5. Instant noodles. There are a ton of options for meals that can be heated by the microwave — from EasyMac to LeanCuisine — but it’s harder to find ones that only require hot water to “cook.” In general, these things won’t fill you up, but they are a nice alternative to the bars and other things mentioned above. We like Choice Ramen (an update of the classic that now has less sodium and calories) and Thai Kitchen noodles.
6. Raisins. Dried fruits can be a bit too much like candy, which is why we like the old standards — raisins and dried plums. They may not be “sexy” fruits, but you can keep them in your bottom drawer and a handful from time to time will help you feel like you got your fruit in for the day.
7. Emegen-C. When your energy is dragging — or you feel a cold coming on — or you need some extra pep before heading out for dinner or drinks with friends, we swear by Emergen-C. These lemonade-like packets contain only about 5-25 calories, but pack a wallop of vitamin C — more than 1000% of your daily requirements. Just add water, and you’re good to go. We recommend the super-boost ones, such as Emergen-C Super Energy Booster Lemon-Lime
8. Canned tuna or salmon. We highly recommend going to the office kitchen to drain the cans first and dispose of them (or else your office will smell of tuna for a week!) but with a packet of mustard or mayo mixed in, these healthy fishes are great eaten with crackers or by themselves. Of course, be sensible about potential mercury poisoning and don’t eat them too often. (If you’re unfamiliar with canned salmon, be sure to get cans that contain skinless and boneless salmon.)

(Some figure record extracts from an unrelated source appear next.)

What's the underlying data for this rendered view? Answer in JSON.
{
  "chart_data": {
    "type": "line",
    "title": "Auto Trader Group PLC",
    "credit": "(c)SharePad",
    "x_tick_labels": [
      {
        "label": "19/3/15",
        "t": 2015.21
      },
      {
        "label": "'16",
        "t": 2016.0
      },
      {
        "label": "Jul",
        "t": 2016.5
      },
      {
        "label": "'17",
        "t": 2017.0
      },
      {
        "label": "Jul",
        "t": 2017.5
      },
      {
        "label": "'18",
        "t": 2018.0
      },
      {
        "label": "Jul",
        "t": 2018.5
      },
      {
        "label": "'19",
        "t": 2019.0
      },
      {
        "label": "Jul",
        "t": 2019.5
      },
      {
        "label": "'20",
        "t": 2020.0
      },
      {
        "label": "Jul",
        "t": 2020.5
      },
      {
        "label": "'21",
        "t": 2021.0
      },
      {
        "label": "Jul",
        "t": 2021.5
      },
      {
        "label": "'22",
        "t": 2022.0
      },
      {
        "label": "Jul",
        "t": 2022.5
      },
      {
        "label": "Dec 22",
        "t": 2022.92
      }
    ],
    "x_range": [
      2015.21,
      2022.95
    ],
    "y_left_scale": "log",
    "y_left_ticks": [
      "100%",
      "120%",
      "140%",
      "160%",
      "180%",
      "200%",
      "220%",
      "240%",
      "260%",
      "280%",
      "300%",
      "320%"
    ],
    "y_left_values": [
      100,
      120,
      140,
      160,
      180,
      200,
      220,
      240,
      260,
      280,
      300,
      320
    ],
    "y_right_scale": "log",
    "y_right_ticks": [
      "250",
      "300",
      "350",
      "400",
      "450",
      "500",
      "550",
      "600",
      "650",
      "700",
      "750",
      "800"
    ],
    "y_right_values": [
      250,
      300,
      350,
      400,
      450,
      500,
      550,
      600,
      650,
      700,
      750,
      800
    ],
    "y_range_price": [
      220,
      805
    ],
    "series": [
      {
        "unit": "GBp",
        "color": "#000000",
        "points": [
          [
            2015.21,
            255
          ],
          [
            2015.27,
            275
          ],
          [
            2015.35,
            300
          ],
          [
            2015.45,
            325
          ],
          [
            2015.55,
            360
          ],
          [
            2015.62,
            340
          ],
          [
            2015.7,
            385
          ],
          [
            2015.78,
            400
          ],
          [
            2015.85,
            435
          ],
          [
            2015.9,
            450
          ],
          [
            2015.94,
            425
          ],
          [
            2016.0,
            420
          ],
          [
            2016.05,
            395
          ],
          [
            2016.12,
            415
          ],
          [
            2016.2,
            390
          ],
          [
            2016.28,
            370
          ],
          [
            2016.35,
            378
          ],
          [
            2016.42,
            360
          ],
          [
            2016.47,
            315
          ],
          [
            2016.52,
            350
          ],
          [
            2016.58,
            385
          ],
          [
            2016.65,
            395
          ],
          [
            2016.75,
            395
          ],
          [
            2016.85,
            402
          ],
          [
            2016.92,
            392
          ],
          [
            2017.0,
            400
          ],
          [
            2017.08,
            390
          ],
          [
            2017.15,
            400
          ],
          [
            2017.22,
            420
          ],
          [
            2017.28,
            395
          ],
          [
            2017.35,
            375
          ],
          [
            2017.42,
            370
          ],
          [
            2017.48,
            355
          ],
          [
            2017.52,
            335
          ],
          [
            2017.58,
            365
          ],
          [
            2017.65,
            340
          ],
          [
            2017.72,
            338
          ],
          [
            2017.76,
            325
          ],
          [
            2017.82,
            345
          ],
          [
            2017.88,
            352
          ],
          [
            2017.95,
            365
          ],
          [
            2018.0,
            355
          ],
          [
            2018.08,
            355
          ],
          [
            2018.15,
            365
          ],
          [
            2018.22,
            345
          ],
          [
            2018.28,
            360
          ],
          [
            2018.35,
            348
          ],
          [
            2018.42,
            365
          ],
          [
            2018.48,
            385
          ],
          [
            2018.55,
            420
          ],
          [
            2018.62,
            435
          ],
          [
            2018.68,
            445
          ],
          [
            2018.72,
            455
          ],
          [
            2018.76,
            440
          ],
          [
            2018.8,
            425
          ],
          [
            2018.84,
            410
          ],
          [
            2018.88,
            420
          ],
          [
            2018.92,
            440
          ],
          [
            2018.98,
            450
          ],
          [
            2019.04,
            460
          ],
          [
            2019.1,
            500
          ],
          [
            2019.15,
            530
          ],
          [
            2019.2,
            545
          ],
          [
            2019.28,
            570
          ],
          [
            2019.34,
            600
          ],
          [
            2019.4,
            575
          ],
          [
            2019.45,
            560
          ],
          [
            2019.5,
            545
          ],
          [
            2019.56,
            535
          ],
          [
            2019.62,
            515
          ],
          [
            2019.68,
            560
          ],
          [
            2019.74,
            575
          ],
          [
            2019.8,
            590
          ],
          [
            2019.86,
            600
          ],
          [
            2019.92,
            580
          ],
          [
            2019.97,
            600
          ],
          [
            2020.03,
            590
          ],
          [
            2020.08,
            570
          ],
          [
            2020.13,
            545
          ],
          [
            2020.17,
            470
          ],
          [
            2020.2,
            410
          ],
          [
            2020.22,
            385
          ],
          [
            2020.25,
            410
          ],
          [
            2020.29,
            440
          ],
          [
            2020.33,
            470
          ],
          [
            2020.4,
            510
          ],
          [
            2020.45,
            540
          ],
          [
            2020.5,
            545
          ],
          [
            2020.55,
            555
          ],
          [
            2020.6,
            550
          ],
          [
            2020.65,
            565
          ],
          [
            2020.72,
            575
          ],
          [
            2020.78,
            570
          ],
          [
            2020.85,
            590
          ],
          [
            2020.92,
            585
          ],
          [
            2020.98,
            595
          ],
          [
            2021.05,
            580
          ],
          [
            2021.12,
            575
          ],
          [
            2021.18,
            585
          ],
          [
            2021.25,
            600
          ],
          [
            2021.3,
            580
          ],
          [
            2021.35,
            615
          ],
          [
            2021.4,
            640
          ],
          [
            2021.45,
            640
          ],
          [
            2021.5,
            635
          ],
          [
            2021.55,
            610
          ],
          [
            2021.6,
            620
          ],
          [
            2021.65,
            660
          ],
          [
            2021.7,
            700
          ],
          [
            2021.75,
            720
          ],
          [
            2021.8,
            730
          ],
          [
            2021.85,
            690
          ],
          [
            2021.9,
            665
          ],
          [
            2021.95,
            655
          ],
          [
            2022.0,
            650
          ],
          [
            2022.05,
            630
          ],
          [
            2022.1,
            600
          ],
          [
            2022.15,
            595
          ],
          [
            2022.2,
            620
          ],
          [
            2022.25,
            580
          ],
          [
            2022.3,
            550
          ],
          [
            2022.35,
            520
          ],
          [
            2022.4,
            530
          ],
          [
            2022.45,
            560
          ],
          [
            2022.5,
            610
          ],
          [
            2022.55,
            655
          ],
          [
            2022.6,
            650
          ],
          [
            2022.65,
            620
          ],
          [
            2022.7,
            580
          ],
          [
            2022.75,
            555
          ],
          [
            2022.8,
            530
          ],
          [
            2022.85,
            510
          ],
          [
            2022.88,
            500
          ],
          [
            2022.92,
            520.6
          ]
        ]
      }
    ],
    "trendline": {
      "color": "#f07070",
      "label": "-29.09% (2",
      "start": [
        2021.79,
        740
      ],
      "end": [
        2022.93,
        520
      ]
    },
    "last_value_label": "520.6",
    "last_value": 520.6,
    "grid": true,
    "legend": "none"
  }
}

9. Cereal. This is another great thing to keep at the office — either to keep a high-fiber cereal to mix into yogurt and oatmeal, like Fiber One — or to keep a favorite cereal from college or childhood, like Cap’n Crunch. Steal some milk from the fridge intended for coffee, and you’ve got a meal.
10. Pudding. It’s a little-known trick, but if you bring in a box of Jell-O Instant Pudding, you can mix 1 heaping Tbsp with 1/2 cup skim milk, let it sit in the fridge for about 60 minutes, and enjoy a single portion of office-made fresh pudding. Is it a meal? Not really, but it is a dairy serving — and it’s yummy.
Final $.02: When all else fails and you’re unable to leave the office and need to eat something before you pass out, try for a Snickers bar or peanut M&Ms — they’re not, strictly speaking, health foods, but the nuts in them will keep you full longer.
Dear readers, are we missing any favorites? What kind of foods do you keep in your drawers to nibble on throughout the day?